We were recently at the Victoria & Albert Museum in London, where we viewed an exhibition called You Say You Want A Revolution. It was a compilation of materials and installations that illustrated the upheaval in popular culture and music from 1966-70, and asked whether they impacted the way we live today and think about the future.

I was young but I remember that era well. There was a fire and passion to break down the stagnant structures of the past, to imagine a new future that respected people of all stripes and persuasions.

From the wall of the museum exhibition: "The space programme, which was meant to show mankind that its home was only its cradle, ended up showing that its cradle was its only home. It was the defining moment of the twentieth century." By: Robert Poole, Earthrise (2008)

From the wall of the museum exhibition: “The space programme, which was meant to show mankind that its home was only its cradle, ended up showing that its cradle was its only home. It was the defining moment of the twentieth century.”
By: Robert Poole, Earthrise (2008)

Some of the most important images of that era were taken from space, from missions to the moon. The space program was an immense achievement – but what happened with the astronauts looked over their shoulders was just as relevant. What they saw behind them, for the first time in human history, was our planet, a jewel floating in space.

I remember being impressed and inspired by these images as a young person. We were worried about ideologically-driven nuclear war, about over-population. My first published piece of writing was a letter to the editor of Co-Evolution Quarterly, offering to go live in off-planet space colonies if it would help save the Earth. I was thirteen, and filled with sense of solidarity with both the planet, and with my fellow humans.

The painting of the interior of a "Model III" cylindrical Space Colony. Artist: Don Davis

The painting of the interior of a “Model III” cylindrical Space Colony.
Artist: Don Davis

I had hoped to be writing this post with a renewed sense of enthusiasm, and instead find myself writing it to discourage any slide into despair. It seems in our fear and insecurity at where our institutions have taken us, we are drawing lines between each other, ever deeper in the sand and in minds, when we can and must reach across them if we are to keep this planet a place where we can thrive.

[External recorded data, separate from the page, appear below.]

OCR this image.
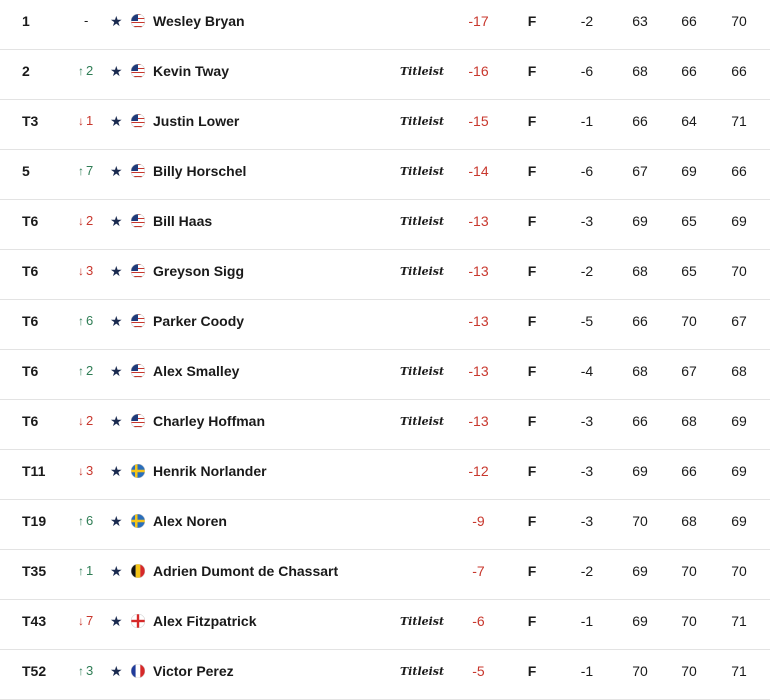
1	- ★ Wesley Bryan	-17	F	-2	63	66	70
2	↑ 2 ★ Kevin Tway	Titleist	-16	F	-6	68	66	66
T3	↓ 1 ★ Justin Lower	Titleist	-15	F	-1	66	64	71
5	↑ 7 ★ Billy Horschel	Titleist	-14	F	-6	67	69	66
T6	↓ 2 ★ Bill Haas	Titleist	-13	F	-3	69	65	69
T6	↓ 3 ★ Greyson Sigg	Titleist	-13	F	-2	68	65	70
T6	↑ 6 ★ Parker Coody	-13	F	-5	66	70	67
T6	↑ 2 ★ Alex Smalley	Titleist	-13	F	-4	68	67	68
T6	↓ 2 ★ Charley Hoffman	Titleist	-13	F	-3	66	68	69
T11	↓ 3 ★ Henrik Norlander	-12	F	-3	69	66	69
T19	↑ 6 ★ Alex Noren	-9	F	-3	70	68	69
T35	↑ 1 ★ Adrien Dumont de Chassart	-7	F	-2	69	70	70
T43	↓ 7 ★ Alex Fitzpatrick	Titleist	-6	F	-1	69	70	71
T52	↑ 3 ★ Victor Perez	Titleist	-5	F	-1	70	70	71
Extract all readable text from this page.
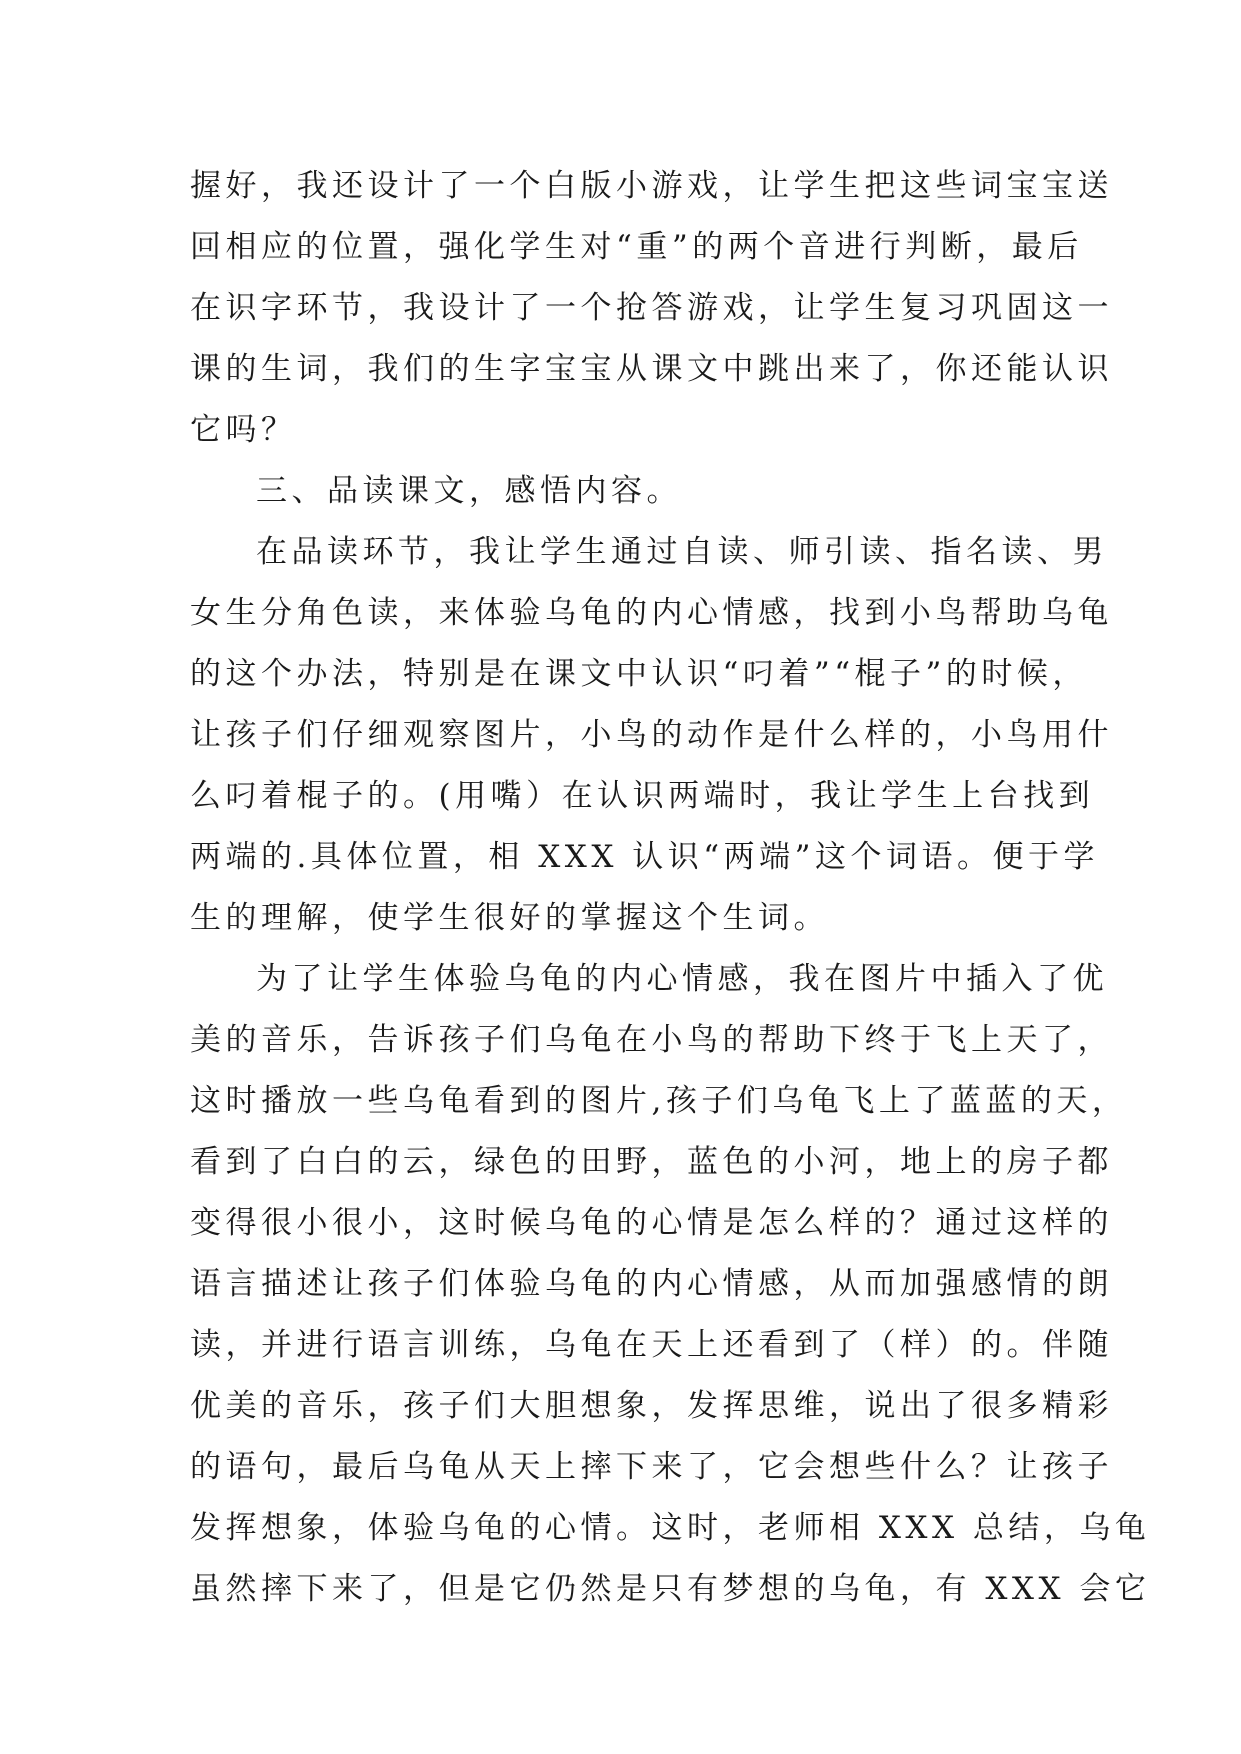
握好，我还设计了一个白版小游戏，让学生把这些词宝宝送
回相应的位置，强化学生对“重”的两个音进行判断，最后
在识字环节，我设计了一个抢答游戏，让学生复习巩固这一
课的生词，我们的生字宝宝从课文中跳出来了，你还能认识
它吗？
三、品读课文，感悟内容。
在品读环节，我让学生通过自读、师引读、指名读、男
女生分角色读，来体验乌龟的内心情感，找到小鸟帮助乌龟
的这个办法，特别是在课文中认识“叼着”“棍子”的时候，
让孩子们仔细观察图片，小鸟的动作是什么样的，小鸟用什
么叼着棍子的。(用嘴）在认识两端时，我让学生上台找到
两端的.具体位置，相 XXX 认识“两端”这个词语。便于学
生的理解，使学生很好的掌握这个生词。
为了让学生体验乌龟的内心情感，我在图片中插入了优
美的音乐，告诉孩子们乌龟在小鸟的帮助下终于飞上天了，
这时播放一些乌龟看到的图片,孩子们乌龟飞上了蓝蓝的天，
看到了白白的云，绿色的田野，蓝色的小河，地上的房子都
变得很小很小，这时候乌龟的心情是怎么样的？通过这样的
语言描述让孩子们体验乌龟的内心情感，从而加强感情的朗
读，并进行语言训练，乌龟在天上还看到了（样）的。伴随
优美的音乐，孩子们大胆想象，发挥思维，说出了很多精彩
的语句，最后乌龟从天上摔下来了，它会想些什么？让孩子
发挥想象，体验乌龟的心情。这时，老师相 XXX 总结，乌龟
虽然摔下来了，但是它仍然是只有梦想的乌龟，有 XXX 会它
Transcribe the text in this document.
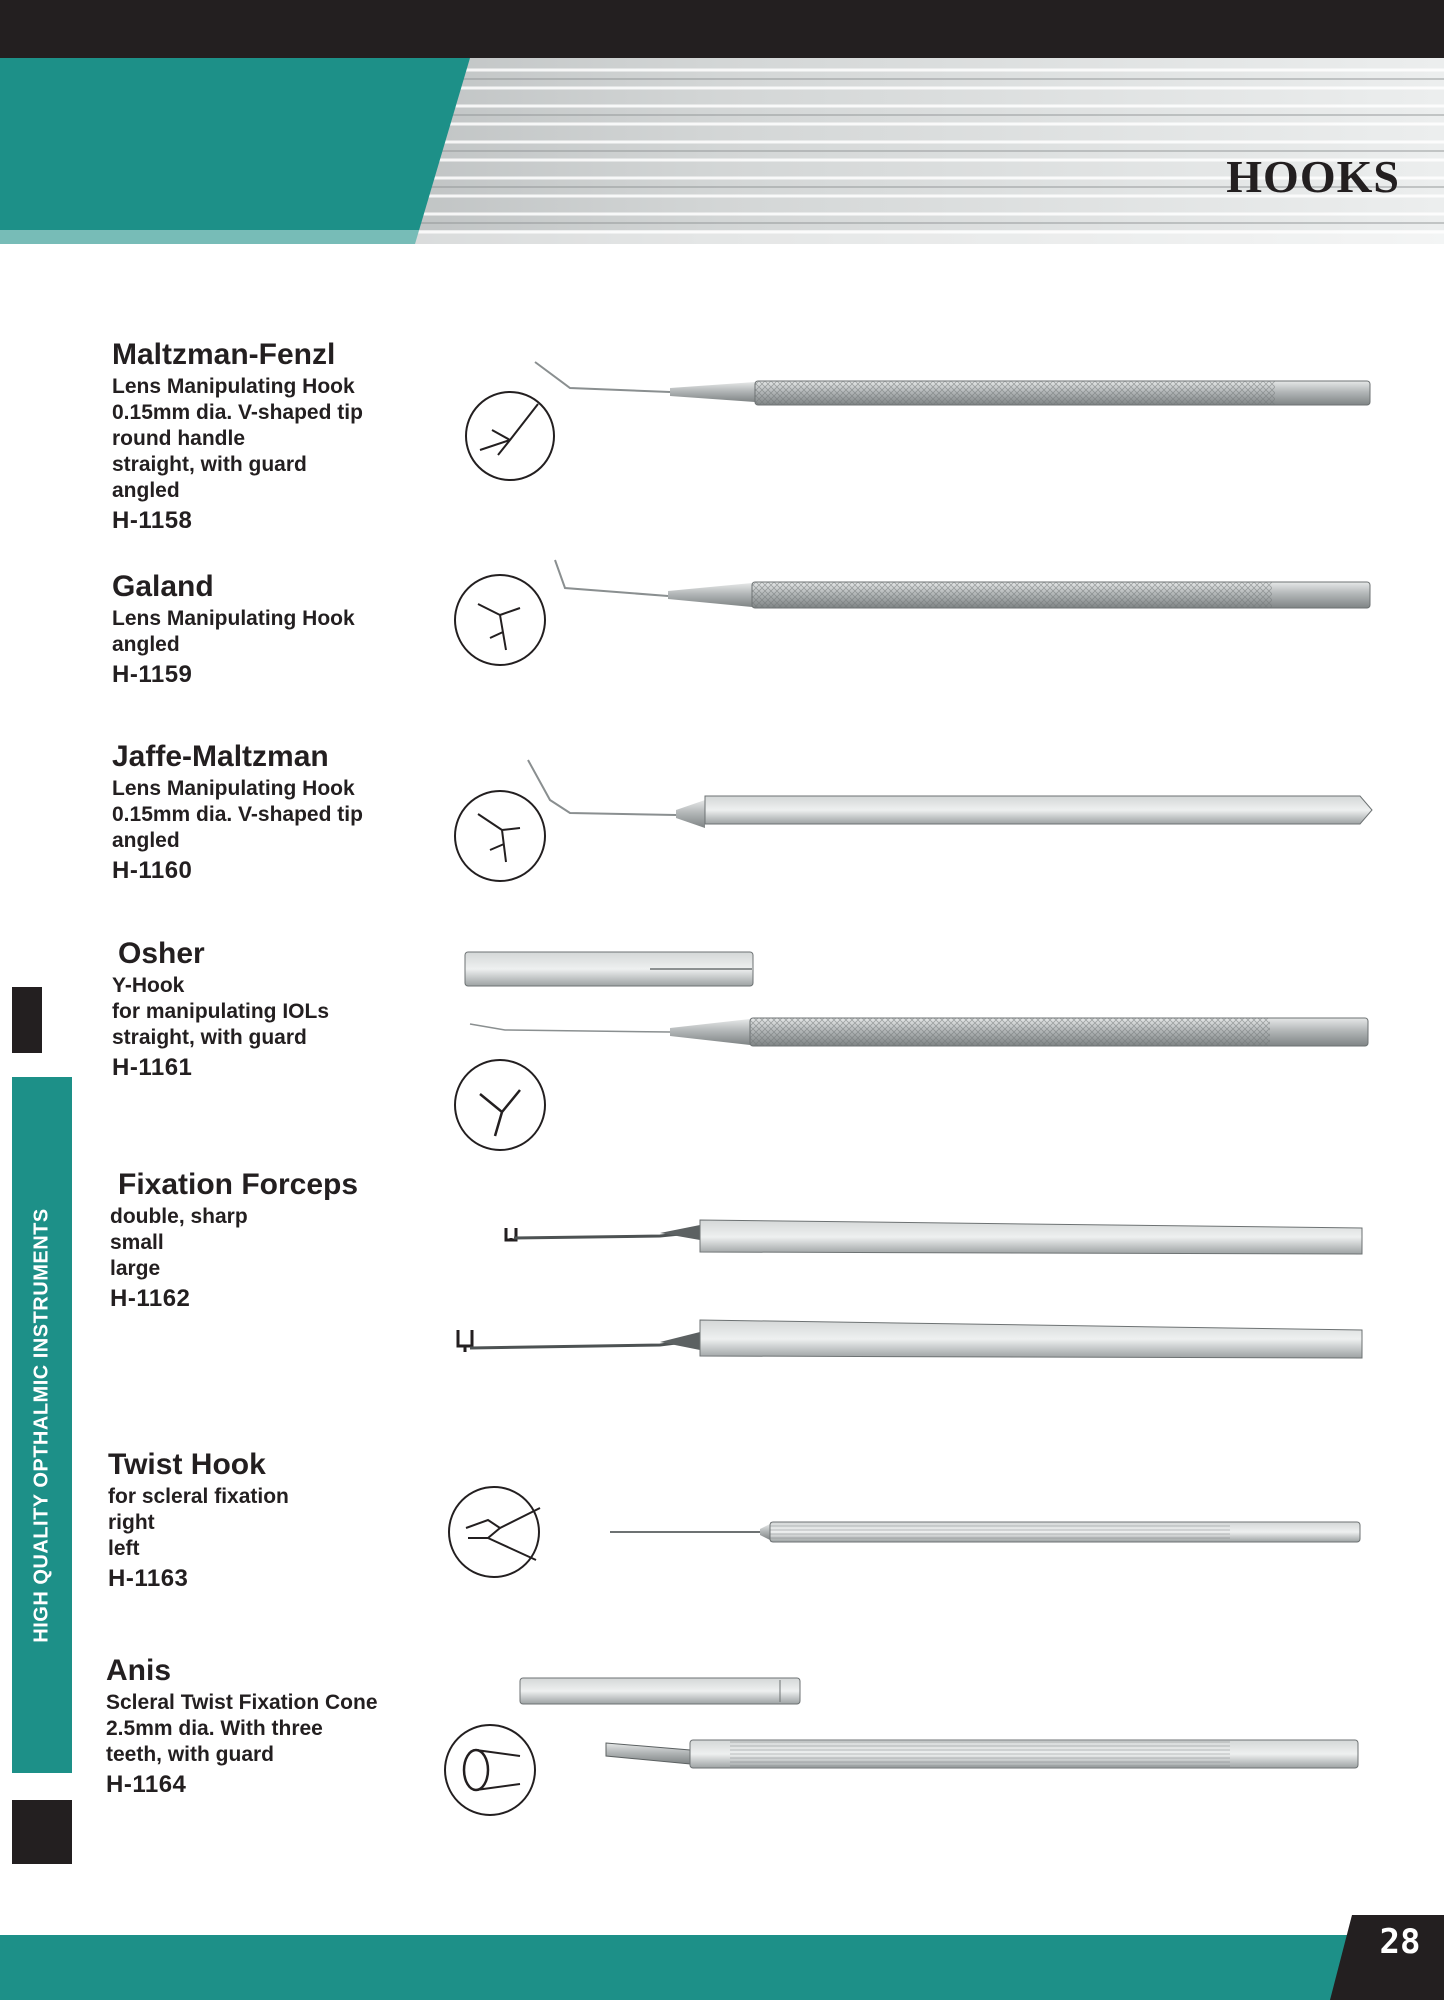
HOOKS
HIGH QUALITY OPTHALMIC INSTRUMENTS
Maltzman-Fenzl
Lens Manipulating Hook
0.15mm dia. V-shaped tip
round handle
straight, with guard
angled
H-1158
Galand
Lens Manipulating Hook
angled
H-1159
Jaffe-Maltzman
Lens Manipulating Hook
0.15mm dia. V-shaped tip
angled
H-1160
Osher
Y-Hook
for manipulating IOLs
straight, with guard
H-1161
Fixation Forceps
double, sharp
small
large
H-1162
Twist Hook
for scleral fixation
right
left
H-1163
Anis
Scleral Twist Fixation Cone
2.5mm dia. With three
teeth, with guard
H-1164
28
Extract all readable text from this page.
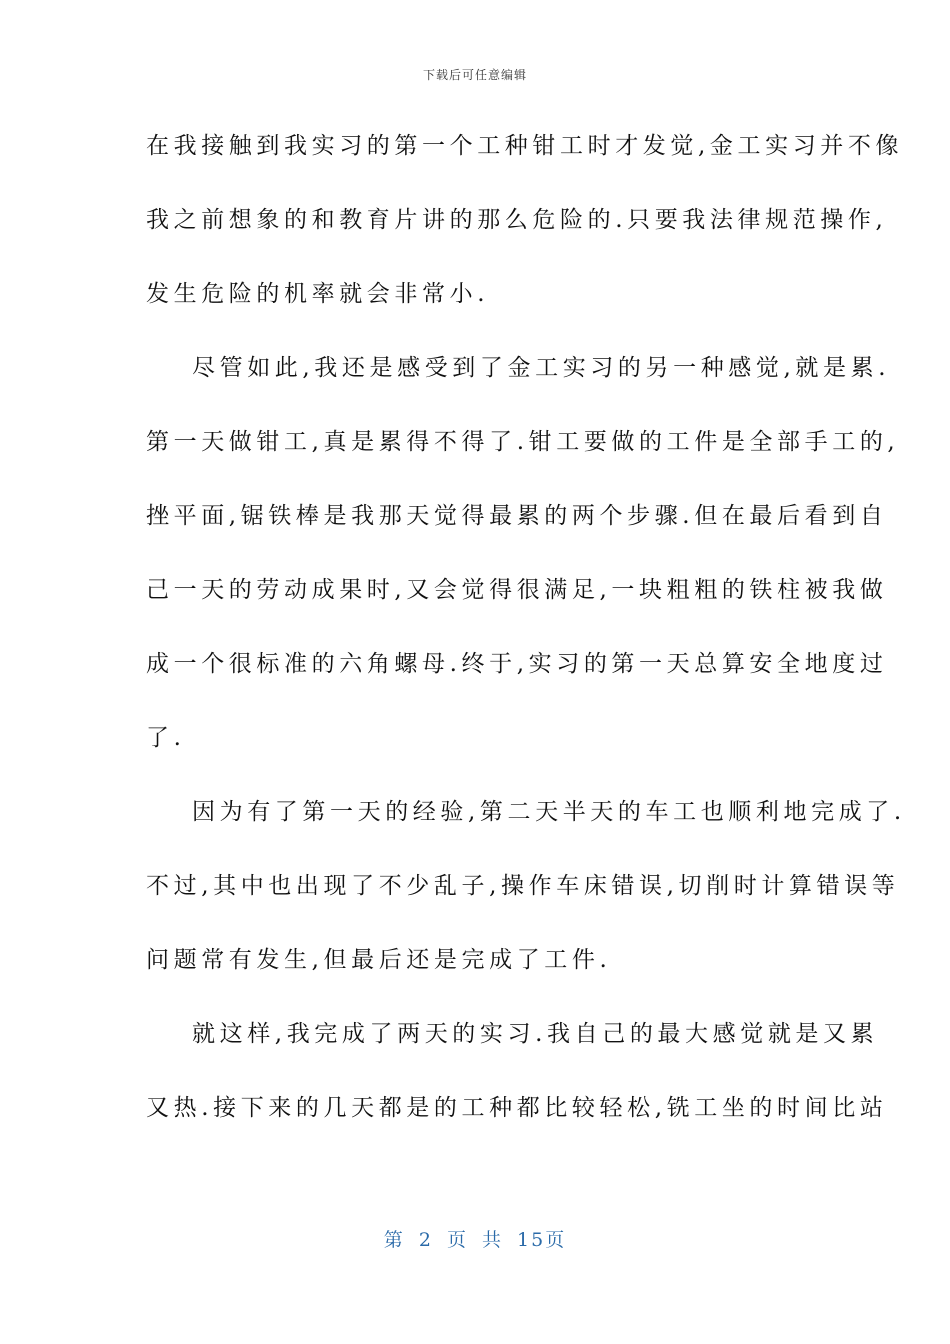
下载后可任意编辑
在我接触到我实习的第一个工种钳工时才发觉,金工实习并不像
我之前想象的和教育片讲的那么危险的.只要我法律规范操作,
发生危险的机率就会非常小.
尽管如此,我还是感受到了金工实习的另一种感觉,就是累.
第一天做钳工,真是累得不得了.钳工要做的工件是全部手工的,
挫平面,锯铁棒是我那天觉得最累的两个步骤.但在最后看到自
己一天的劳动成果时,又会觉得很满足,一块粗粗的铁柱被我做
成一个很标准的六角螺母.终于,实习的第一天总算安全地度过
了.
因为有了第一天的经验,第二天半天的车工也顺利地完成了.
不过,其中也出现了不少乱子,操作车床错误,切削时计算错误等
问题常有发生,但最后还是完成了工件.
就这样,我完成了两天的实习.我自己的最大感觉就是又累
又热.接下来的几天都是的工种都比较轻松,铣工坐的时间比站
第 2 页 共 15页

I offer this as a reminder that we are all in this together, all of us, every living creature. More than ever, globalization shows us how small this place is that we call home. Too small to be distracted by hate, by squabbling over borders that are, in the truest sense, imaginary creations on a little planet. We quite literally all breathe the same air, drink the same water, tread the same soil.

The science-fiction dreams of green, forested space colonies are unattainable imitations of what we have right here. When you look at the image below, you won’t see any borders, and like it or not, it’s what we all share.

Let’s look forward at the big picture, insist on working together rather than against each other, to take whatever size steps we can, to take care of one another and our home. Let’s listen through the yelling and find common ground.
These days, finding common ground with those on the other end of a belief spectrum feels revolutionary — yet whether we acknowledge it or not, we all share more than divides us. Let’s get to work.

The Blue Marble—Earth as seen by Apollo 17 in 1972. Via: NASA/Wikipedia

The Blue Marble—Earth as seen by Apollo 17 in 1972.